Ujaran Kebencian Terhadap Kelompok Minoritas Meningkat Selama Pilpres 2024

Sepanjang kampanye Pemilihan Presiden (Pilpres) dan Pemilihan Umum (Pemilu) 2024, ujaran kebencian menyasar sembilan kelompok minoritas meningkat. Media Sosial (Medsos) yang banyak terdapat unggahan tersebut adalah twitter mencapai 66,1 persen.

Monash University Indonesia bersama Aliansi Jurnalis Independen (AJI) Indonesia melakukan penelitian berbasis kecerdasan buatan (artificial intelligence/AI) sejak 1 September 2023 hingga Januari 2024. Temuannya memang cukup mencengangkan, mayoritas ujaran kebencian menyerang identitas dan beberapa unggahan penghinaan lainnya.

Temuan peneliti menunjukkan ujaran kebencian paling banyak muncul di Twitter sebanyak 51,2 persen, Facebook 45,15 persen dan Instagram 3,34 persen. “Jumlah ujaran kebencian tertinggi terjadi dua hari setelah debat calon presiden pada 7 Januari 2024 yang bertema Pertahanan, Keamanan, Hubungan Internasional, dan Geopolitik,” kata peneliti Monash University, Ika Idris dikutip dari website AJI Indonesia.

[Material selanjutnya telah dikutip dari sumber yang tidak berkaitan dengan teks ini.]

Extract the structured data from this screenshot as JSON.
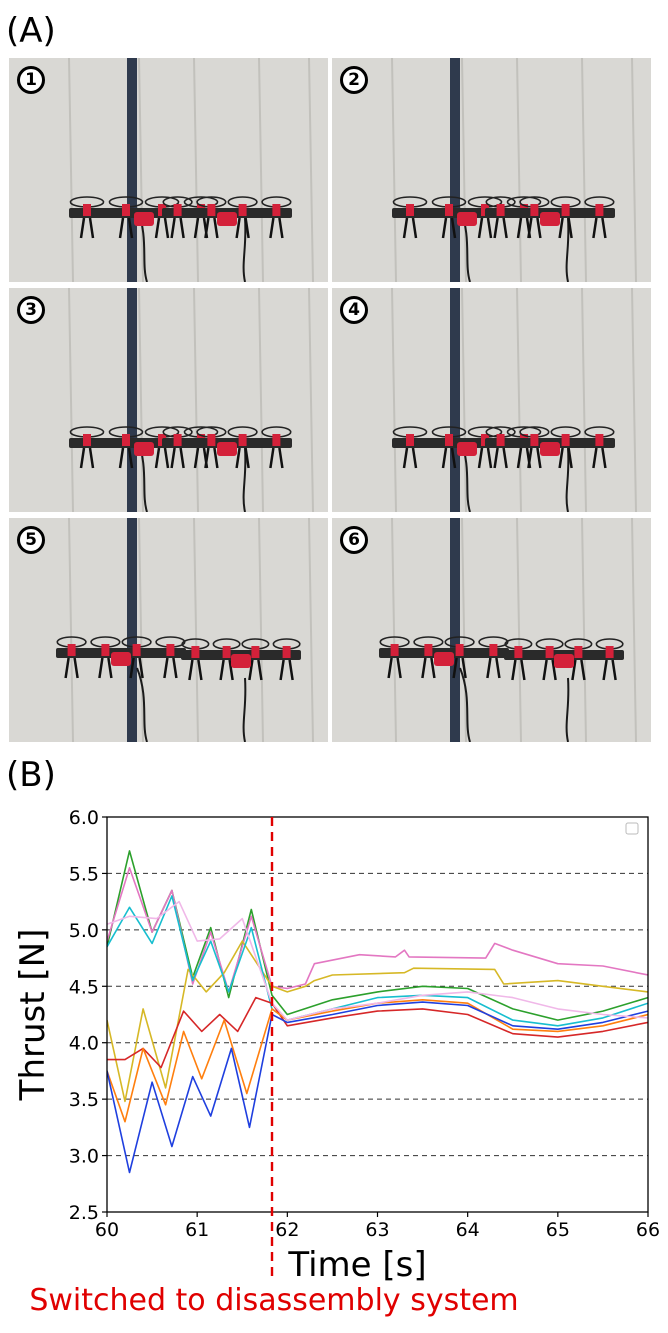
{
  "figure": {
    "panel_a_label": "(A)",
    "panel_b_label": "(B)",
    "frames": [
      {
        "badge": "1",
        "phase": "assembled"
      },
      {
        "badge": "2",
        "phase": "assembled"
      },
      {
        "badge": "3",
        "phase": "assembled"
      },
      {
        "badge": "4",
        "phase": "assembled"
      },
      {
        "badge": "5",
        "phase": "separated"
      },
      {
        "badge": "6",
        "phase": "separated"
      }
    ],
    "switch_caption": "Switched to disassembly system"
  },
  "colors": {
    "wall": "#d9d8d4",
    "pole": "#2f3a4d",
    "cable": "#1a1a1a",
    "frame": "#2a2a2a",
    "accent": "#d4213a",
    "event_line": "#e00000"
  },
  "chart_data": {
    "type": "line",
    "xlabel": "Time [s]",
    "ylabel": "Thrust [N]",
    "xlim": [
      60,
      66
    ],
    "ylim": [
      2.5,
      6.0
    ],
    "xticks": [
      "60",
      "61",
      "62",
      "63",
      "64",
      "65",
      "66"
    ],
    "yticks": [
      "2.5",
      "3.0",
      "3.5",
      "4.0",
      "4.5",
      "5.0",
      "5.5",
      "6.0"
    ],
    "grid": "horizontal dashed",
    "legend": "top-right (empty)",
    "event_x": 61.83,
    "series": [
      {
        "color": "#2ca02c",
        "points": [
          [
            60,
            4.85
          ],
          [
            60.25,
            5.7
          ],
          [
            60.5,
            4.98
          ],
          [
            60.72,
            5.35
          ],
          [
            60.95,
            4.58
          ],
          [
            61.15,
            5.02
          ],
          [
            61.35,
            4.4
          ],
          [
            61.6,
            5.18
          ],
          [
            61.83,
            4.42
          ],
          [
            62,
            4.25
          ],
          [
            62.5,
            4.38
          ],
          [
            63,
            4.45
          ],
          [
            63.5,
            4.5
          ],
          [
            64,
            4.48
          ],
          [
            64.5,
            4.3
          ],
          [
            65,
            4.2
          ],
          [
            65.5,
            4.28
          ],
          [
            66,
            4.4
          ]
        ]
      },
      {
        "color": "#e377c2",
        "points": [
          [
            60,
            4.9
          ],
          [
            60.25,
            5.55
          ],
          [
            60.5,
            4.98
          ],
          [
            60.72,
            5.35
          ],
          [
            60.95,
            4.52
          ],
          [
            61.15,
            4.98
          ],
          [
            61.35,
            4.45
          ],
          [
            61.6,
            5.12
          ],
          [
            61.83,
            4.5
          ],
          [
            62,
            4.48
          ],
          [
            62.2,
            4.52
          ],
          [
            62.3,
            4.7
          ],
          [
            62.8,
            4.78
          ],
          [
            63.2,
            4.76
          ],
          [
            63.3,
            4.82
          ],
          [
            63.35,
            4.76
          ],
          [
            64.2,
            4.75
          ],
          [
            64.3,
            4.88
          ],
          [
            64.5,
            4.82
          ],
          [
            65,
            4.7
          ],
          [
            65.5,
            4.68
          ],
          [
            66,
            4.6
          ]
        ]
      },
      {
        "color": "#d6b826",
        "points": [
          [
            60,
            4.2
          ],
          [
            60.2,
            3.48
          ],
          [
            60.4,
            4.3
          ],
          [
            60.65,
            3.6
          ],
          [
            60.9,
            4.65
          ],
          [
            61.1,
            4.45
          ],
          [
            61.3,
            4.62
          ],
          [
            61.5,
            4.9
          ],
          [
            61.83,
            4.5
          ],
          [
            62,
            4.45
          ],
          [
            62.2,
            4.5
          ],
          [
            62.3,
            4.55
          ],
          [
            62.5,
            4.6
          ],
          [
            63.3,
            4.62
          ],
          [
            63.4,
            4.66
          ],
          [
            64.3,
            4.65
          ],
          [
            64.4,
            4.52
          ],
          [
            65,
            4.55
          ],
          [
            65.5,
            4.5
          ],
          [
            66,
            4.45
          ]
        ]
      },
      {
        "color": "#17becf",
        "points": [
          [
            60,
            4.85
          ],
          [
            60.25,
            5.2
          ],
          [
            60.5,
            4.88
          ],
          [
            60.72,
            5.3
          ],
          [
            60.95,
            4.55
          ],
          [
            61.15,
            4.9
          ],
          [
            61.35,
            4.45
          ],
          [
            61.6,
            5.02
          ],
          [
            61.83,
            4.3
          ],
          [
            62,
            4.2
          ],
          [
            62.5,
            4.3
          ],
          [
            63,
            4.4
          ],
          [
            63.5,
            4.42
          ],
          [
            64,
            4.4
          ],
          [
            64.5,
            4.2
          ],
          [
            65,
            4.15
          ],
          [
            65.5,
            4.22
          ],
          [
            66,
            4.35
          ]
        ]
      },
      {
        "color": "#d62728",
        "points": [
          [
            60,
            3.85
          ],
          [
            60.2,
            3.85
          ],
          [
            60.4,
            3.95
          ],
          [
            60.6,
            3.78
          ],
          [
            60.85,
            4.28
          ],
          [
            61.05,
            4.1
          ],
          [
            61.25,
            4.25
          ],
          [
            61.45,
            4.1
          ],
          [
            61.65,
            4.4
          ],
          [
            61.83,
            4.35
          ],
          [
            62,
            4.15
          ],
          [
            62.5,
            4.22
          ],
          [
            63,
            4.28
          ],
          [
            63.5,
            4.3
          ],
          [
            64,
            4.25
          ],
          [
            64.5,
            4.08
          ],
          [
            65,
            4.05
          ],
          [
            65.5,
            4.1
          ],
          [
            66,
            4.18
          ]
        ]
      },
      {
        "color": "#ff7f0e",
        "points": [
          [
            60,
            3.75
          ],
          [
            60.2,
            3.3
          ],
          [
            60.4,
            3.95
          ],
          [
            60.65,
            3.45
          ],
          [
            60.85,
            4.1
          ],
          [
            61.05,
            3.68
          ],
          [
            61.3,
            4.2
          ],
          [
            61.55,
            3.55
          ],
          [
            61.83,
            4.3
          ],
          [
            62,
            4.2
          ],
          [
            62.5,
            4.28
          ],
          [
            63,
            4.35
          ],
          [
            63.5,
            4.38
          ],
          [
            64,
            4.35
          ],
          [
            64.5,
            4.12
          ],
          [
            65,
            4.1
          ],
          [
            65.5,
            4.15
          ],
          [
            66,
            4.25
          ]
        ]
      },
      {
        "color": "#1f3fdf",
        "points": [
          [
            60,
            3.75
          ],
          [
            60.25,
            2.85
          ],
          [
            60.5,
            3.65
          ],
          [
            60.72,
            3.08
          ],
          [
            60.95,
            3.7
          ],
          [
            61.15,
            3.35
          ],
          [
            61.38,
            3.95
          ],
          [
            61.58,
            3.25
          ],
          [
            61.83,
            4.25
          ],
          [
            62,
            4.18
          ],
          [
            62.5,
            4.25
          ],
          [
            63,
            4.33
          ],
          [
            63.5,
            4.36
          ],
          [
            64,
            4.33
          ],
          [
            64.5,
            4.15
          ],
          [
            65,
            4.12
          ],
          [
            65.5,
            4.18
          ],
          [
            66,
            4.28
          ]
        ]
      },
      {
        "color": "#f0b8e8",
        "points": [
          [
            60,
            5.05
          ],
          [
            60.25,
            5.12
          ],
          [
            60.55,
            5.1
          ],
          [
            60.8,
            5.25
          ],
          [
            61.0,
            4.9
          ],
          [
            61.25,
            4.92
          ],
          [
            61.5,
            5.1
          ],
          [
            61.83,
            4.35
          ],
          [
            62,
            4.2
          ],
          [
            62.5,
            4.3
          ],
          [
            63,
            4.35
          ],
          [
            63.5,
            4.42
          ],
          [
            64,
            4.45
          ],
          [
            64.5,
            4.4
          ],
          [
            65,
            4.3
          ],
          [
            65.5,
            4.25
          ],
          [
            66,
            4.22
          ]
        ]
      }
    ]
  }
}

Kata Ika, terdapat dua peristiwa penting yang memantik percakapan di media sosial, yakni penyerangan Gaza oleh Israel dan kedatangan pengungsi Rohingya. Sehingga peneliti menambahkan dua kategori pencarian, yakni Yahudi dan Rohingya. Hasilnya, sebanyak 26,9 persen atau 182.118 dari total 678.106 teks mengandung ujaran kebencian.

Sebanyak 61.340 teks atau sekitar 9,05 persen berkaitan langsung dengan isu pemilihan umum. Dari jumlah tersebut, terdapat 46,31 persen yang mengandung ujaran kebencian terhadap kelompok minoritas.

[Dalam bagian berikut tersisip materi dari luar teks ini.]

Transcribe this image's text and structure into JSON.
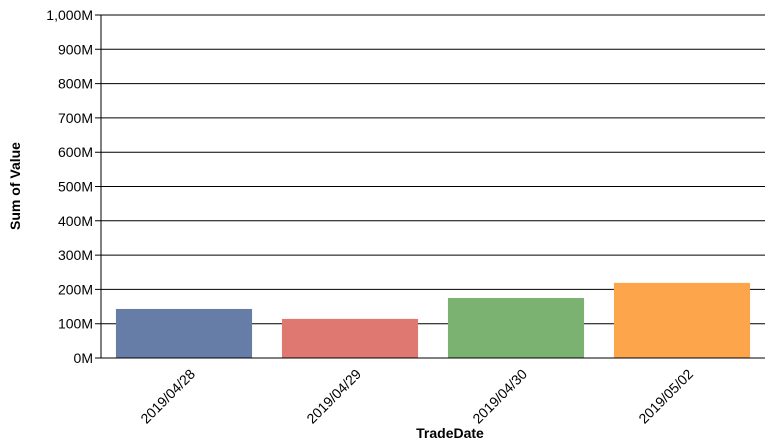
{
  "chart_data": {
    "type": "bar",
    "categories": [
      "2019/04/28",
      "2019/04/29",
      "2019/04/30",
      "2019/05/02"
    ],
    "values": [
      143,
      114,
      175,
      219
    ],
    "value_unit": "M",
    "colors": [
      "#667ea7",
      "#e07872",
      "#7bb272",
      "#fda54b"
    ],
    "xlabel": "TradeDate",
    "ylabel": "Sum of Value",
    "ylim": [
      0,
      1000
    ],
    "yticks": [
      "0M",
      "100M",
      "200M",
      "300M",
      "400M",
      "500M",
      "600M",
      "700M",
      "800M",
      "900M",
      "1,000M"
    ],
    "grid": true,
    "legend": "none"
  }
}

Peneliti Monash, Derry Wijaya menjelaskan riset ini mengelompok ujaran kebencian dalam enam kategori, yakni serangan terhadap identitas, hinaan, ancaman/hasutan, kata-kata kotor, seksual/vulgar, dan lainnya. Sebuah teks, apalagi yang panjang, dapat mengandung lebih dari satu kategori ujaran kebencian sehingga peneliti menghitung semua kemungkinan kategori yang ada dalam satu teks.

Hasilnya, kategori serangan terhadap identitas mendominasi bentuk ujaran kebencian sebanyak 123.968, hinaan 104.664, kata-kata kotor 42.267, ancaman/hasutan 39.153 teks, seksual/vulgar 3.528 teks, dan lainnya 5.665 teks.

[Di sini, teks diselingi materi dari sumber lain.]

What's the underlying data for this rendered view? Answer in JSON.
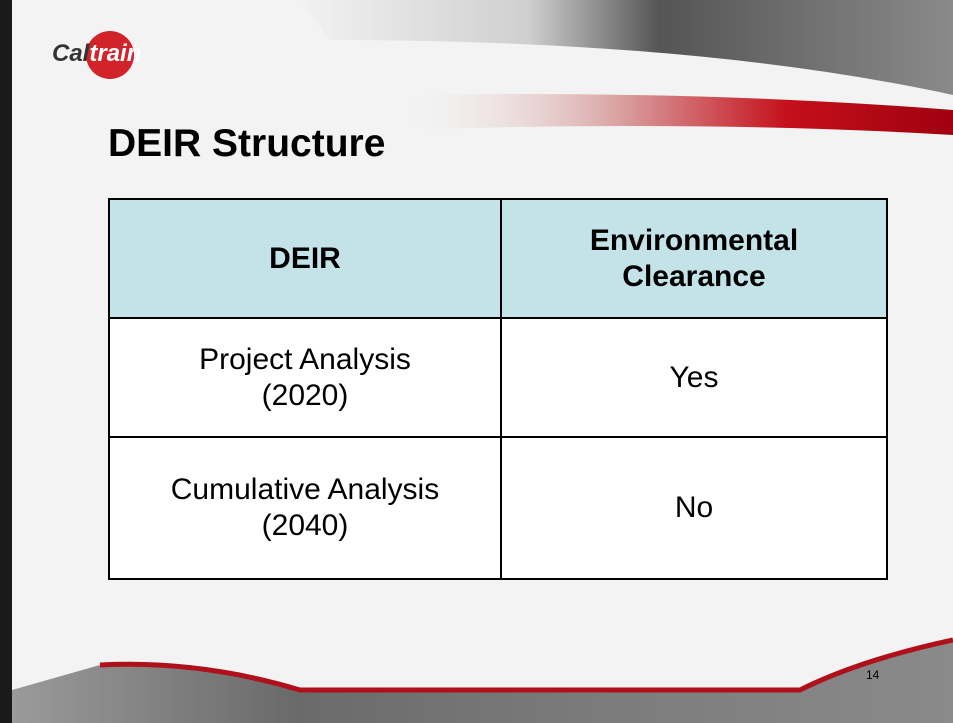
{
  "logo": {
    "left": "Cal",
    "right": "train"
  },
  "title": "DEIR Structure",
  "table": {
    "header": [
      "DEIR",
      "Environmental Clearance"
    ],
    "rows": [
      [
        "Project Analysis (2020)",
        "Yes"
      ],
      [
        "Cumulative Analysis (2040)",
        "No"
      ]
    ]
  },
  "page_number": "14"
}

Serangan terbanyak menimpa kelompok Yahudi sebanyak 90.911 teks. Kemudian kelompok disabilitas sebanyak 4.6278 teks, Tionghoa 9.563 teks, LGBTIQ 7.262 teks, lainnya 5.587 teks, Kristen & Katolik 4.755 teks), Syiah 1.214 teks, dan Ahmadiyah 55 teks.

Ujaran kebencian terbanyak ditujukan terhadap kelompok Yahudi karena peristiwa serangan Israel di Gaza. Adapun, kelompok disabilitas menunjukkan percakapan intens tentang buta hukum, tuli terhadap suara rakyat, yang menekankan konteks kecacatan hukum dan kecacatan demokrasi.

Unggahan ujaran kebencian terbanyak muncul di X sebanyak 120,381 unggahan atau 66,1 persen. Kemudian Facebook sebanyak 56,780 teks atau 31,18%, dan Instagram 4,472 teks atau 2,46%.

Unggahan yang mengandung ujaran kebencian di Facebook dibagikan sebanyak 4 Juta kali dengan jumlah komentar sebanyak 15 juta. Di Instagram, unggahan yang mengandung ujaran kebencian disukai (love) oleh 181 juta orang dan dibagikan sebanyak 9 juta kali. Di X, cuitan unggahan kebencian dilihat sebanyak 51 miliar kali, menjangkau 5 miliar pengguna, dan dibagikan sebanyak 6 juta kali.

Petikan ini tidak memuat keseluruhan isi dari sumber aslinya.